Уровень опасности упал, и Рязанцева накрыл ужасный запах, царящий в жилище. В нём смешались миазмы тяжёлой болезни, старческой немощи, едких человеческих выделений, пищи, состряпанной на самом дешёвом растительном масле, и ещё десяток удручающих компонентов. Сверху всё было орошено густым амбре аптеки, неподвластным проветриванию.
В маленькой комнате лежал овощем после инсульта хозяин Борис Борисович. В прошлом — первый парень на посёлке, кузнец, передовик соцтруда и пятиборец. Приводя в начале восьмидесятых в заводскую секцию бокса сыновей-погодков, он вообразить не мог, что десять лет спустя его золотые пацаны прямиком с ринга, очертя головы, ринутся бандитствовать.
Не спрашивая разрешения, Рязанцев отдёрнул тюль и распахнул форточку в зале. Внимательно огляделся, адаптируясь. Для каждого неблагополучного жилья обязательна хоть одна примета счастливого прошлого. Таковой здесь была цветная фотография, висевшая в рамке над продавленным диваном.
Братаны, прикинутые в фирменный «адидас», стояли в обнимку.

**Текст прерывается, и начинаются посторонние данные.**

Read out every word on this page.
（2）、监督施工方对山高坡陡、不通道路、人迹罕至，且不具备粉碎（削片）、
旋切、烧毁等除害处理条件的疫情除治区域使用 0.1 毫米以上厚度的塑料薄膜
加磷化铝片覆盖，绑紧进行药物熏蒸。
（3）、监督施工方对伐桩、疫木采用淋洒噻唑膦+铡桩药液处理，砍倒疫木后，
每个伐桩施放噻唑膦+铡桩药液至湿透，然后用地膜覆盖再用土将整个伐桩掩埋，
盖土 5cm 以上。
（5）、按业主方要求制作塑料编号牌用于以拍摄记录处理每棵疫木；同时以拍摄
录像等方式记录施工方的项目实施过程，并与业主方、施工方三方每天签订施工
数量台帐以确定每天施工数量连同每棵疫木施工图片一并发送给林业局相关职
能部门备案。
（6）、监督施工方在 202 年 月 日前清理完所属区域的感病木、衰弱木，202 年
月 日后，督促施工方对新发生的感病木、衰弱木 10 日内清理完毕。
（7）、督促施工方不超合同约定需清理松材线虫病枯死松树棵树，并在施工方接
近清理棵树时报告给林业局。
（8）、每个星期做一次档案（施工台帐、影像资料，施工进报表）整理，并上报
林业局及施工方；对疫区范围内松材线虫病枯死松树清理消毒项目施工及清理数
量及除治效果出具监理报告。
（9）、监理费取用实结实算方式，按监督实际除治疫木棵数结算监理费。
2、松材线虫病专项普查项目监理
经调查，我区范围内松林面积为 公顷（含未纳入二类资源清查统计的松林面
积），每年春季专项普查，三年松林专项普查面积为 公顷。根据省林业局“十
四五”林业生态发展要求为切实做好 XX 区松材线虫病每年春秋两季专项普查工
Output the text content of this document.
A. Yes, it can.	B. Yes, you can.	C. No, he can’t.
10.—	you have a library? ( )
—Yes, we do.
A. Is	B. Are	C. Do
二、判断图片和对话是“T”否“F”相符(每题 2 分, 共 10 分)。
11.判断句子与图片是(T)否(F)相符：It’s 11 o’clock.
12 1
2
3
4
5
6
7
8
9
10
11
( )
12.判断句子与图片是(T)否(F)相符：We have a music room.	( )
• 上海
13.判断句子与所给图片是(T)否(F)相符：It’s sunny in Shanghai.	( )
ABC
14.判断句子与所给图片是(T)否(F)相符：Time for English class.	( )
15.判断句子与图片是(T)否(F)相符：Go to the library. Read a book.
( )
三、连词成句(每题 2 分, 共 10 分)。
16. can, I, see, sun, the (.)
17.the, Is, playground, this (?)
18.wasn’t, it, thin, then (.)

Короткие стрижки, подбородки — шершавые булыжники, мощные надбровные дуги, специфически приплюснутые переносицы. Интеллекта наблюдался дефицит, но злобы на окружающий мир не было. На мускулистых шеях — медали на шёлковых лентах. Старший Молотков, полный тёзка отца, торжествующе задрал вверх руку с блестящим спортивным кубком.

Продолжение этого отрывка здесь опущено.